External concerns should be raised in line with the whistleblowing procedures of the relevant organisation. If this is not clear, you should contact their Head Office or other central point of contact.
You are not legally required to provide any evidence to support your concern, but any evidence that you do have should be provided. For example:
- When and where an incident occurred;
- Any other potential witnesses;
- A letter, email, text message.
Under the Public Interest Disclosure Act 1998, the service has a legal requirement to take all concerns seriously. You are also legally protected against any victimisation, discrimination or disadvantage experienced as a direct result of speaking out. Put simply, this means that you cannot be redeployed, dismissed, demoted or have any other action taken against you just because you have raised a concern.
As far as it is possible, all concerns will be treated in confidence and every effort will be made not to reveal your identity to colleagues.
The service is committed to investigating all concerns raised and taking all necessary and appropriate action to address poor practice and reduce the risk of harm occurring.
If you feel that your concerns have not been managed properly, or that you have been unfairly disadvantaged as a result of raising them, you can report this to the Care Quality Commission (CQC).
See: Raising a concern with CQC
Tel: 0300 061 6161
Email: enquiries@cqc.org.uk
Under the Public Interest Disclosure Act 1998, any organisation receiving a whistleblowing concern has a legal requirement to take it seriously.
If you feel that this is not happening, you may wish to approach a relevant regulatory body. For example:
- Social Work England (social workers);
- The Health and Care Professionals Council (OT’s);
- The Nursing and Midwifery Council;
- The General Medical Council (GP’s);
- The Care Quality Commission –other regulated providers.
Sometimes the outcome of the investigation will be that the allegations made are unfounded (not true based on the available evidence).
If the original concern was raised in good faith, no further action will be taken.
If the original concern was raised maliciously, or for personal gain, the service may decide to act against the staff member that raised it.

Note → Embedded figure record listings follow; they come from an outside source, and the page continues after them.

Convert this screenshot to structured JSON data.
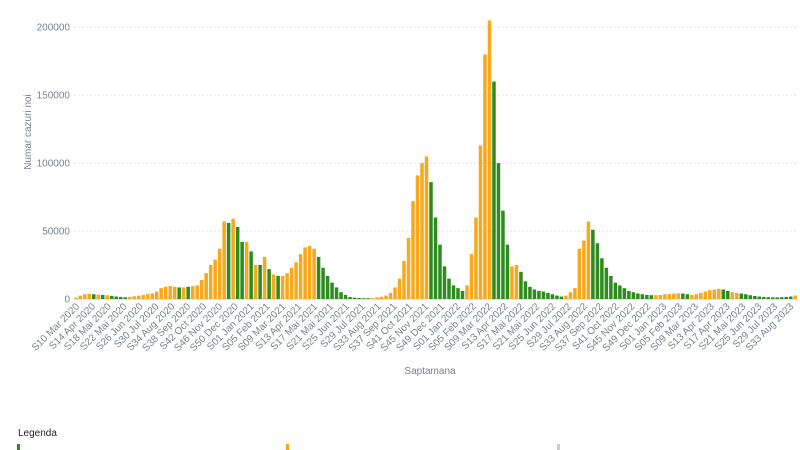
{
  "chart_data": {
    "type": "bar",
    "xlabel": "Saptamana",
    "ylabel": "Numar cazuri noi",
    "ylim": [
      0,
      220000
    ],
    "yticks": [
      0,
      50000,
      100000,
      150000,
      200000
    ],
    "ytick_labels": [
      "0",
      "50000",
      "100000",
      "150000",
      "200000"
    ],
    "grid": true,
    "legend_position": "bottom-left",
    "colors": {
      "green": "#2e8b1e",
      "orange": "#f7a81b",
      "grid": "#dde3ea",
      "axis": "#c7ccd3"
    },
    "week_labels": [
      "S10 Mar 2020",
      "S14 Apr 2020",
      "S18 Mai 2020",
      "S22 Mai 2020",
      "S26 Jun 2020",
      "S30 Jul 2020",
      "S34 Aug 2020",
      "S38 Sep 2020",
      "S42 Oct 2020",
      "S46 Nov 2020",
      "S50 Dec 2020",
      "S01 Jan 2021",
      "S05 Feb 2021",
      "S09 Mar 2021",
      "S13 Apr 2021",
      "S17 Mai 2021",
      "S21 Mai 2021",
      "S25 Jun 2021",
      "S29 Jul 2021",
      "S33 Aug 2021",
      "S37 Sep 2021",
      "S41 Oct 2021",
      "S45 Nov 2021",
      "S49 Dec 2021",
      "S01 Jan 2022",
      "S05 Feb 2022",
      "S09 Mar 2022",
      "S13 Apr 2022",
      "S17 Mai 2022",
      "S21 Mai 2022",
      "S25 Jun 2022",
      "S29 Jul 2022",
      "S33 Aug 2022",
      "S37 Sep 2022",
      "S41 Oct 2022",
      "S45 Nov 2022",
      "S49 Dec 2022",
      "S01 Jan 2023",
      "S05 Feb 2023",
      "S09 Mar 2023",
      "S13 Apr 2023",
      "S17 Apr 2023",
      "S21 Mai 2023",
      "S25 Jun 2023",
      "S29 Jul 2023",
      "S33 Aug 2023"
    ],
    "values": [
      1000,
      2500,
      3500,
      3800,
      3500,
      3200,
      3000,
      2800,
      2300,
      1800,
      1500,
      1200,
      1500,
      2000,
      2500,
      3000,
      3500,
      4000,
      5500,
      8000,
      9000,
      9500,
      9000,
      8500,
      8500,
      9000,
      9500,
      10000,
      14000,
      19000,
      25000,
      29000,
      37000,
      57000,
      56000,
      59000,
      53000,
      42000,
      42000,
      35000,
      25000,
      25000,
      31000,
      22000,
      18000,
      17000,
      17000,
      19000,
      23000,
      27000,
      33000,
      38000,
      39000,
      37000,
      31000,
      23000,
      17000,
      12000,
      8500,
      5000,
      3000,
      1500,
      1000,
      700,
      600,
      600,
      700,
      1200,
      1700,
      2500,
      4500,
      8500,
      15000,
      28000,
      45000,
      72000,
      91000,
      100000,
      105000,
      86000,
      60000,
      40000,
      24000,
      15000,
      10000,
      8000,
      6000,
      10000,
      33000,
      60000,
      113000,
      180000,
      205000,
      160000,
      100000,
      65000,
      40000,
      24000,
      25000,
      20000,
      13000,
      9000,
      7000,
      6000,
      5500,
      4500,
      3500,
      2500,
      1800,
      2500,
      5000,
      8000,
      37000,
      43000,
      57000,
      51000,
      41000,
      30000,
      23000,
      17000,
      12000,
      10000,
      8000,
      6000,
      5000,
      4000,
      3500,
      3000,
      2800,
      2800,
      3000,
      3500,
      3800,
      4000,
      4200,
      4000,
      3500,
      3000,
      3500,
      4500,
      5500,
      6500,
      7000,
      7500,
      7000,
      6000,
      5000,
      4500,
      4000,
      3500,
      2800,
      2200,
      1800,
      1500,
      1300,
      1200,
      1200,
      1300,
      1500,
      1800,
      2500
    ],
    "series_colors": [
      "orange",
      "orange",
      "orange",
      "orange",
      "green",
      "orange",
      "green",
      "orange",
      "green",
      "green",
      "green",
      "green",
      "orange",
      "orange",
      "orange",
      "orange",
      "orange",
      "orange",
      "orange",
      "orange",
      "orange",
      "orange",
      "orange",
      "green",
      "orange",
      "green",
      "orange",
      "orange",
      "orange",
      "orange",
      "orange",
      "orange",
      "orange",
      "orange",
      "green",
      "orange",
      "green",
      "green",
      "orange",
      "green",
      "orange",
      "green",
      "orange",
      "green",
      "orange",
      "green",
      "orange",
      "orange",
      "orange",
      "orange",
      "orange",
      "orange",
      "orange",
      "orange",
      "green",
      "green",
      "green",
      "green",
      "green",
      "green",
      "green",
      "green",
      "green",
      "green",
      "green",
      "green",
      "orange",
      "orange",
      "orange",
      "orange",
      "orange",
      "orange",
      "orange",
      "orange",
      "orange",
      "orange",
      "orange",
      "orange",
      "orange",
      "green",
      "green",
      "green",
      "green",
      "green",
      "green",
      "green",
      "green",
      "orange",
      "orange",
      "orange",
      "orange",
      "orange",
      "orange",
      "green",
      "green",
      "green",
      "green",
      "orange",
      "orange",
      "green",
      "green",
      "green",
      "green",
      "green",
      "green",
      "green",
      "green",
      "green",
      "green",
      "orange",
      "orange",
      "orange",
      "orange",
      "orange",
      "orange",
      "green",
      "green",
      "green",
      "green",
      "green",
      "green",
      "green",
      "green",
      "green",
      "green",
      "green",
      "green",
      "green",
      "green",
      "orange",
      "orange",
      "orange",
      "orange",
      "orange",
      "orange",
      "green",
      "green",
      "orange",
      "orange",
      "orange",
      "orange",
      "orange",
      "orange",
      "orange",
      "green",
      "green",
      "orange",
      "orange",
      "green",
      "green",
      "green",
      "green",
      "green",
      "green",
      "green",
      "green",
      "green",
      "green",
      "green",
      "green",
      "orange"
    ]
  },
  "legend": {
    "title": "Legenda",
    "swatches": [
      "#2e8b1e",
      "#f7a81b",
      "#cccccc"
    ]
  }
}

If the nature of the concern indicates that the person being supported is experiencing, or at risk of experiencing abuse or neglect, a safeguarding concern should also be raised to the local authority.
For further guidance see:
Depending on the nature of the concerns raised and outcome of the investigation, there could be a legal requirement to notify the Care Quality Commission and/or commissioners.
For guidance on CQC notifications see Notifications: Guidance for non-NHS trust providers.
Information about notifications to commissioners will be found in the contract between the service and the commissioning body.
If you are a student on placement, whistleblowing concerns should still be raised to address poor practice. However, please be aware that the protections in the Public Interest Disclosure Act 1998 do not apply. This means that prior to raising a concern you should always seek advice from your University tutor, lecturer or mentor, a trade union or the Whistleblowing Helpline (details above).